= Cunquilla de Vidriales =

Town in Zamora, Spain

Cunquilla de Vidriales is a town in the Spanish municipality of Granucillo, in the province of Zamora, in the autonomous community of Castilla y León.

== Place name ==
The toponym Cunquilla could derive from the Latin word concha, meaning basin, with a possible evolution of conc-/cunc-/cunq-, in the sense of territory surrounded by heights, as Madoz points out when he says that it is "the village that is located in the lowest and narrowest part of the Vidriales Valley". The diminutive would also have Latin origin, -ella (-illa), meaning small, as in other villages in the surrounding area (Vecilla de la Polvorosa, Vecilla de Trasmonte and Quintanilla de Urz). In other words, Cunquilla would refer to a small basin, as shown by its landscape.

== Location ==
It is located near the Almucera stream which, in times of flooding, has inundated nearby houses and land. It is located in the north of the province of Zamora, in the narrowest and lowest part of the Vidriales valley, within the region of Benavente and Los Valles and the municipality of Granucillo. Its municipal district is characterised by its remarkable wealth of landscape.

== History ==
In the Middle Ages, the territory in which Cunquilla sits was integrated into the Kingdom of León, whose monarchs would have undertaken the foundation of the village.

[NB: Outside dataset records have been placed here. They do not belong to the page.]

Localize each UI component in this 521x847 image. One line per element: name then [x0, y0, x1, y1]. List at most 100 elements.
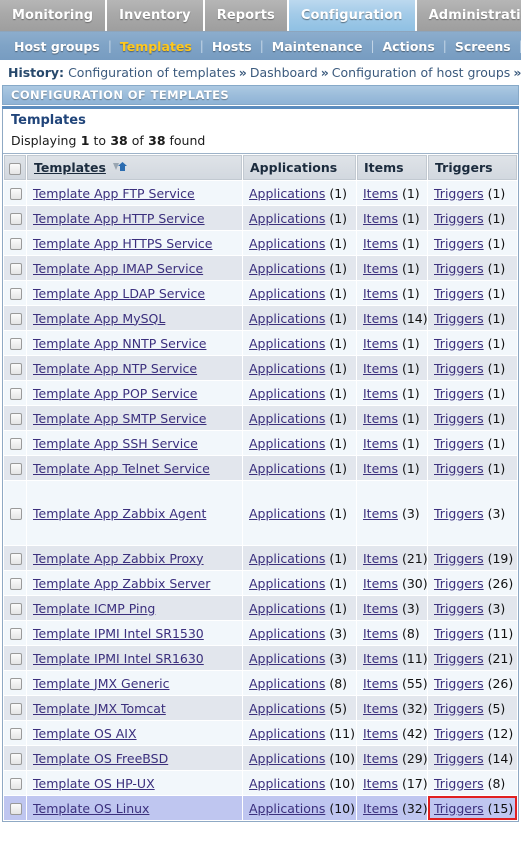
template-name-link[interactable]: Template App NNTP Service: [33, 336, 206, 351]
template-name-link[interactable]: Template OS FreeBSD: [33, 751, 168, 766]
triggers-link[interactable]: Triggers: [434, 461, 484, 476]
table-row[interactable]: Template App HTTP Service Applications (1…: [4, 206, 517, 230]
row-select-cell[interactable]: [4, 306, 26, 330]
table-row[interactable]: Template App LDAP Service Applications (1…: [4, 281, 517, 305]
row-checkbox[interactable]: [10, 603, 22, 615]
items-link[interactable]: Items: [363, 361, 398, 376]
applications-link[interactable]: Applications: [249, 751, 325, 766]
table-row[interactable]: Template OS AIX Applications (11) Items (4…: [4, 721, 517, 745]
sub-nav-item-hosts[interactable]: Hosts: [206, 39, 258, 54]
template-name-link[interactable]: Template IPMI Intel SR1530: [33, 626, 204, 641]
triggers-link[interactable]: Triggers: [434, 286, 484, 301]
applications-link[interactable]: Applications: [249, 186, 325, 201]
row-checkbox[interactable]: [10, 803, 22, 815]
sort-link-templates[interactable]: Templates: [34, 160, 106, 175]
table-row[interactable]: Template App FTP Service Applications (1)…: [4, 181, 517, 205]
triggers-link[interactable]: Triggers: [434, 361, 484, 376]
main-nav-item-monitoring[interactable]: Monitoring: [0, 0, 108, 31]
row-checkbox[interactable]: [10, 578, 22, 590]
template-name-link[interactable]: Template App HTTP Service: [33, 211, 205, 226]
triggers-link[interactable]: Triggers: [434, 626, 484, 641]
select-all-checkbox[interactable]: [9, 162, 21, 175]
table-row[interactable]: Template IPMI Intel SR1630 Applications (…: [4, 646, 517, 670]
template-name-link[interactable]: Template App NTP Service: [33, 361, 197, 376]
row-select-cell[interactable]: [4, 696, 26, 720]
row-select-cell[interactable]: [4, 671, 26, 695]
row-checkbox[interactable]: [10, 363, 22, 375]
items-link[interactable]: Items: [363, 776, 398, 791]
triggers-link[interactable]: Triggers: [434, 311, 484, 326]
row-select-cell[interactable]: [4, 356, 26, 380]
items-link[interactable]: Items: [363, 801, 398, 816]
items-link[interactable]: Items: [363, 261, 398, 276]
items-link[interactable]: Items: [363, 311, 398, 326]
triggers-link[interactable]: Triggers: [434, 436, 484, 451]
template-name-link[interactable]: Template App LDAP Service: [33, 286, 205, 301]
applications-link[interactable]: Applications: [249, 776, 325, 791]
table-row[interactable]: Template App Zabbix Proxy Applications (1…: [4, 546, 517, 570]
table-row[interactable]: Template JMX Tomcat Applications (5) Items…: [4, 696, 517, 720]
applications-link[interactable]: Applications: [249, 506, 325, 521]
row-select-cell[interactable]: [4, 206, 26, 230]
triggers-link[interactable]: Triggers: [434, 651, 484, 666]
row-checkbox[interactable]: [10, 238, 22, 250]
table-row[interactable]: Template OS Linux Applications (10) Items …: [4, 796, 517, 820]
template-name-link[interactable]: Template OS HP-UX: [33, 776, 155, 791]
row-checkbox[interactable]: [10, 438, 22, 450]
template-name-link[interactable]: Template JMX Generic: [33, 676, 170, 691]
items-link[interactable]: Items: [363, 211, 398, 226]
row-select-cell[interactable]: [4, 546, 26, 570]
row-select-cell[interactable]: [4, 456, 26, 480]
applications-link[interactable]: Applications: [249, 626, 325, 641]
sub-nav-item-templates[interactable]: Templates: [114, 39, 198, 54]
applications-link[interactable]: Applications: [249, 336, 325, 351]
items-link[interactable]: Items: [363, 701, 398, 716]
triggers-link[interactable]: Triggers: [434, 186, 484, 201]
table-row[interactable]: Template App Zabbix Server Applications (…: [4, 571, 517, 595]
applications-link[interactable]: Applications: [249, 286, 325, 301]
table-row[interactable]: Template App SMTP Service Applications (1…: [4, 406, 517, 430]
items-link[interactable]: Items: [363, 601, 398, 616]
select-all-header[interactable]: [4, 155, 26, 180]
column-header-items[interactable]: Items: [357, 155, 427, 180]
triggers-link[interactable]: Triggers: [434, 236, 484, 251]
applications-link[interactable]: Applications: [249, 411, 325, 426]
row-select-cell[interactable]: [4, 796, 26, 820]
items-link[interactable]: Items: [363, 386, 398, 401]
main-nav-item-inventory[interactable]: Inventory: [107, 0, 205, 31]
row-checkbox[interactable]: [10, 728, 22, 740]
row-select-cell[interactable]: [4, 381, 26, 405]
applications-link[interactable]: Applications: [249, 436, 325, 451]
applications-link[interactable]: Applications: [249, 651, 325, 666]
sub-nav-item-screens[interactable]: Screens: [449, 39, 517, 54]
row-checkbox[interactable]: [10, 313, 22, 325]
template-name-link[interactable]: Template App Telnet Service: [33, 461, 210, 476]
row-select-cell[interactable]: [4, 596, 26, 620]
table-row[interactable]: Template JMX Generic Applications (8) Item…: [4, 671, 517, 695]
column-header-triggers[interactable]: Triggers: [428, 155, 517, 180]
triggers-link[interactable]: Triggers: [434, 676, 484, 691]
triggers-link[interactable]: Triggers: [434, 776, 484, 791]
row-checkbox[interactable]: [10, 413, 22, 425]
table-row[interactable]: Template App NTP Service Applications (1)…: [4, 356, 517, 380]
applications-link[interactable]: Applications: [249, 211, 325, 226]
table-row[interactable]: Template App IMAP Service Applications (1…: [4, 256, 517, 280]
row-checkbox[interactable]: [10, 653, 22, 665]
breadcrumb-item[interactable]: Dashboard: [250, 65, 318, 80]
row-checkbox[interactable]: [10, 703, 22, 715]
main-nav-item-configuration[interactable]: Configuration: [288, 0, 417, 31]
row-checkbox[interactable]: [10, 213, 22, 225]
triggers-link[interactable]: Triggers: [434, 601, 484, 616]
row-select-cell[interactable]: [4, 721, 26, 745]
row-select-cell[interactable]: [4, 181, 26, 205]
row-select-cell[interactable]: [4, 406, 26, 430]
template-name-link[interactable]: Template JMX Tomcat: [33, 701, 166, 716]
items-link[interactable]: Items: [363, 286, 398, 301]
template-name-link[interactable]: Template App MySQL: [33, 311, 165, 326]
triggers-link[interactable]: Triggers: [434, 801, 484, 816]
applications-link[interactable]: Applications: [249, 676, 325, 691]
items-link[interactable]: Items: [363, 651, 398, 666]
row-checkbox[interactable]: [10, 678, 22, 690]
breadcrumb-item[interactable]: Configuration of host groups: [332, 65, 511, 80]
applications-link[interactable]: Applications: [249, 461, 325, 476]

Subsequently, in the Modern Age, Cunquilla was one of the localities that were integrated into the province of the Lands of the Count of Benavente and, within this, into the Merindad de Vidriales and the receptoría de Benavente.

When the provinces were restructured and the current provinces were created in 1833, Cunquilla became part of the province of Zamora, within the Region of León, and in 1834 it was integrated into the judicial district of Benavente.